The second session I would like to discuss was called RDA Implementation in Canada (see http://cla.pwwebhost.com/conference/2014/thursday.php#147 ).  The session was largely presented by the same people who presented the RDA preconference session.  The presentation focused on data collected through a survey done by the Pan-Canadian Working Group on Cataloguing with RDA in the months leading up to the conference.  I found the outcomes of the survey somewhat interesting.  In general, RDA implementation in Canada is quite low.  Exceptions are in academic libraries with Western Canada being a leader for RDA implementation.  Those libraries which employ a member of the Pan-Canadian Working Group on Cataloguing with RDA or have a library school associated with them tend to be the most likely to have a robust RDA implementation while libraries in the North and Ontario are significantly behind the rest of the country.  Some of the major struggles with RDA implementation appear to be the general lack of resources (time, information, funding, etc) to get staff trained and supported during an implementation.

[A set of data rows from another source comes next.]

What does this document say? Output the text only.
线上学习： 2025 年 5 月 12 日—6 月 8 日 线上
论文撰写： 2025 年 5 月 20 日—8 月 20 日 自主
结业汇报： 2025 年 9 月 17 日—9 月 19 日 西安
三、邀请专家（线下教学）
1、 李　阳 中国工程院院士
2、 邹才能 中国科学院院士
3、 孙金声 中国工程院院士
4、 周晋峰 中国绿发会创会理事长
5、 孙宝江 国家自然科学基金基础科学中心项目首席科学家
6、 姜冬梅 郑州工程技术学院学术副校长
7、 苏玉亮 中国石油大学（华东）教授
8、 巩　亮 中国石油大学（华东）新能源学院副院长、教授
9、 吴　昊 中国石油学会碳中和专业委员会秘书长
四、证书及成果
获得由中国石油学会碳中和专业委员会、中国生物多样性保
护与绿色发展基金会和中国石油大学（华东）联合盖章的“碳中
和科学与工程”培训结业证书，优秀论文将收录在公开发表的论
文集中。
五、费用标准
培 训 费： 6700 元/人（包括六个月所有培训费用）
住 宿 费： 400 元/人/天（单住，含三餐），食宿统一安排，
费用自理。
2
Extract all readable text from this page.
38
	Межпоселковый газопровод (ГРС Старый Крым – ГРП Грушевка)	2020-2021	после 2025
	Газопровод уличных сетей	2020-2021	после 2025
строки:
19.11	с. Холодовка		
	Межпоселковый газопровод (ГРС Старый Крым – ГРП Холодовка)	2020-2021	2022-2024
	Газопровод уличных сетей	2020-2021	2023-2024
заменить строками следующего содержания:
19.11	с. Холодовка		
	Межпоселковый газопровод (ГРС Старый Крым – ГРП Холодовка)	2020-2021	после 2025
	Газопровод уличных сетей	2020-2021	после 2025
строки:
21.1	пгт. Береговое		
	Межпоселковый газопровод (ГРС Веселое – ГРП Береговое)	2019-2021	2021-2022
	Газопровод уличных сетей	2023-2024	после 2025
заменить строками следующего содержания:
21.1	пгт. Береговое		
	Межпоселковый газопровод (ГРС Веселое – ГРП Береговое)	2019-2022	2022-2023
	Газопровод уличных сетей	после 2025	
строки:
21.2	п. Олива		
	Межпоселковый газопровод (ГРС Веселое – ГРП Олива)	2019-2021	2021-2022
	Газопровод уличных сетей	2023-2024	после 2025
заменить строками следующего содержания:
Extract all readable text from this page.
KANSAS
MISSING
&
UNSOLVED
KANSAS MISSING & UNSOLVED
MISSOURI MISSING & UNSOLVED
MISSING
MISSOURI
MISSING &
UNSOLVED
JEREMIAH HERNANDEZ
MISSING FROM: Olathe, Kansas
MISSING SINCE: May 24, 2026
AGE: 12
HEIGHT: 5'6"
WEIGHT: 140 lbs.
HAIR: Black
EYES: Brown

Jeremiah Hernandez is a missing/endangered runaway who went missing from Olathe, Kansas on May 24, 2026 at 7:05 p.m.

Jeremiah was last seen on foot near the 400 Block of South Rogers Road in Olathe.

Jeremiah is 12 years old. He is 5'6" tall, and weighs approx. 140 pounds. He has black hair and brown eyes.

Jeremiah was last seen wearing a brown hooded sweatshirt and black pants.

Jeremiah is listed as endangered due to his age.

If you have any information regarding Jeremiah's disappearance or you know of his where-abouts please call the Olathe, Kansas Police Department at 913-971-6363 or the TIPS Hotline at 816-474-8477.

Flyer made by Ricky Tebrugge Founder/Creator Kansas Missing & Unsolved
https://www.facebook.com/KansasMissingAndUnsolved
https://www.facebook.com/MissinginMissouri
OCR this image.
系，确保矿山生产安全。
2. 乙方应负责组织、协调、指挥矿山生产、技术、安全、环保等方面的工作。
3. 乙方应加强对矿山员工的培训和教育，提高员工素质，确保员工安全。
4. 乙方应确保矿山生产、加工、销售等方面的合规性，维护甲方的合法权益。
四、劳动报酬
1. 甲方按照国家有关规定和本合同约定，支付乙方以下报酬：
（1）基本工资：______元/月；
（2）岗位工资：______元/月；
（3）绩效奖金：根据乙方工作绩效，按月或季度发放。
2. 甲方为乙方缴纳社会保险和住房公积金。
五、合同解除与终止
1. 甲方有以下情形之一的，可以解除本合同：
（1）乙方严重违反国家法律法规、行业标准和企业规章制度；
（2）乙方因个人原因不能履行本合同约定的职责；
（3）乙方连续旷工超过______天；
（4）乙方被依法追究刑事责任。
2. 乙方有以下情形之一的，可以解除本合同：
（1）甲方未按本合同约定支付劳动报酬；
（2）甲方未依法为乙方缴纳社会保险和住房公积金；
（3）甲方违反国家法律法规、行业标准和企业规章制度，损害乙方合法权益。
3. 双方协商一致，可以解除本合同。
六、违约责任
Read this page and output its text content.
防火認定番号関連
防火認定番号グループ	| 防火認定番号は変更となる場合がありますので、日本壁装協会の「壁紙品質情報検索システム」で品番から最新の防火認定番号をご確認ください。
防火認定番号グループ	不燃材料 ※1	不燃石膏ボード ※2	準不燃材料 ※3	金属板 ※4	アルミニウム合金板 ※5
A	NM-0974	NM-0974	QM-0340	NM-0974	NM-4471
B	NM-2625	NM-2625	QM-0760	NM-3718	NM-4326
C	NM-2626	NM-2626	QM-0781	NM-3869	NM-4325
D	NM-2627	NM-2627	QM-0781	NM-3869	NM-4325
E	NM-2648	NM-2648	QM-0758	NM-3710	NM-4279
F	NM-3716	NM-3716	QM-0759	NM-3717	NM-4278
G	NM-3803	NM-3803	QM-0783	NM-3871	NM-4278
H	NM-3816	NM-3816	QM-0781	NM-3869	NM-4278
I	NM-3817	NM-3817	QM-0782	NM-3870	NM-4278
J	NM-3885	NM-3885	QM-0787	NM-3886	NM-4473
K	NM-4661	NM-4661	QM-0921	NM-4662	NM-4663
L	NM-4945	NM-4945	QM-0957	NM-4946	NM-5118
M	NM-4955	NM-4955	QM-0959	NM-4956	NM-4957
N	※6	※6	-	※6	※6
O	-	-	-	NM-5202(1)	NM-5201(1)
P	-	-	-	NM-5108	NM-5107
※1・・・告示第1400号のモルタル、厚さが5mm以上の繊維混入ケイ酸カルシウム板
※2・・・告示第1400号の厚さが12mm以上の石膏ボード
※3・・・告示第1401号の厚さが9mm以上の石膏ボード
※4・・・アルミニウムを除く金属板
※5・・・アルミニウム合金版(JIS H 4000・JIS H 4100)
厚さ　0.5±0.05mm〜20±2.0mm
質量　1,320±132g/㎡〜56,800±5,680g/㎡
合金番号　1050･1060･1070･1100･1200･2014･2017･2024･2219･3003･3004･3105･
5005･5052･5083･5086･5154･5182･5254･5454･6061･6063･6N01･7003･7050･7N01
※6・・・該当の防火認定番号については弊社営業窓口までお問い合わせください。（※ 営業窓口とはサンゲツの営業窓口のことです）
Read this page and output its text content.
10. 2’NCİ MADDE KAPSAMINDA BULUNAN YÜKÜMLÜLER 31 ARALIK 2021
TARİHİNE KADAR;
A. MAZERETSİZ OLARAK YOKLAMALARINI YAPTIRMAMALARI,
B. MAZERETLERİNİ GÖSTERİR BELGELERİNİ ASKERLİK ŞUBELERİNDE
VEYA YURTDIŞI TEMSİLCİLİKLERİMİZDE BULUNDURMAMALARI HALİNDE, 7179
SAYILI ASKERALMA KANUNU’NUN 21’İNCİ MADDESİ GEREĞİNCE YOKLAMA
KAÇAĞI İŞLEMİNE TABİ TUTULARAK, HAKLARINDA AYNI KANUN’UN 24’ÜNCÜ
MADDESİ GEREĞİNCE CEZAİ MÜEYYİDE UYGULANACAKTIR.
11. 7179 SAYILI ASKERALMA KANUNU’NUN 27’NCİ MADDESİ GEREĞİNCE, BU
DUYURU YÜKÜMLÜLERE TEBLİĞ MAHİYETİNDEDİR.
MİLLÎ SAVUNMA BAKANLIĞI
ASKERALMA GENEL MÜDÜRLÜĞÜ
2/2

Questions asked during the presentation and attendee discussion afterward were quite very interesting.  Among those libraries who have not taken any significant steps toward RDA implementation, the problems associated with not doing so are becoming increasingly evident.  One librarian from a northern special library reported converting RDA records to AACR2 and stripping out valuable RDA coding in the process.  It seems that even the smallest bit of information about RDA, what it is, how it works and the ultimate goals associated with it are greatly appreciated by those working in libraries who are somewhat isolated from the bigger picture of what is happening in the LIS field. 

 

In looking at the survey data and listening to the discussions, it appears as though the University Library is among the leading edge libraries in Canada in terms of RDA adoption and moving metadata creation towards the emerging international standards.  While this is definitely a good feeling, reflecting on the work that it took our cataloguing group to get to this point and the lack of time and resources some libraries have, there is a concern about what it might take for the majority of Canadian libraries to “catch up”.  Of course, not all libraries will ever catch up but if we want to continue to have an exchange of metadata to support the research, teaching and learning needs of our users, we do need to have interoperable metadata and much of that metadata needs to come from small and specialized libraries.

 

There were other very interesting sessions I attended and even a technical services round table session but I thought that these two sessions were the most important to blog about.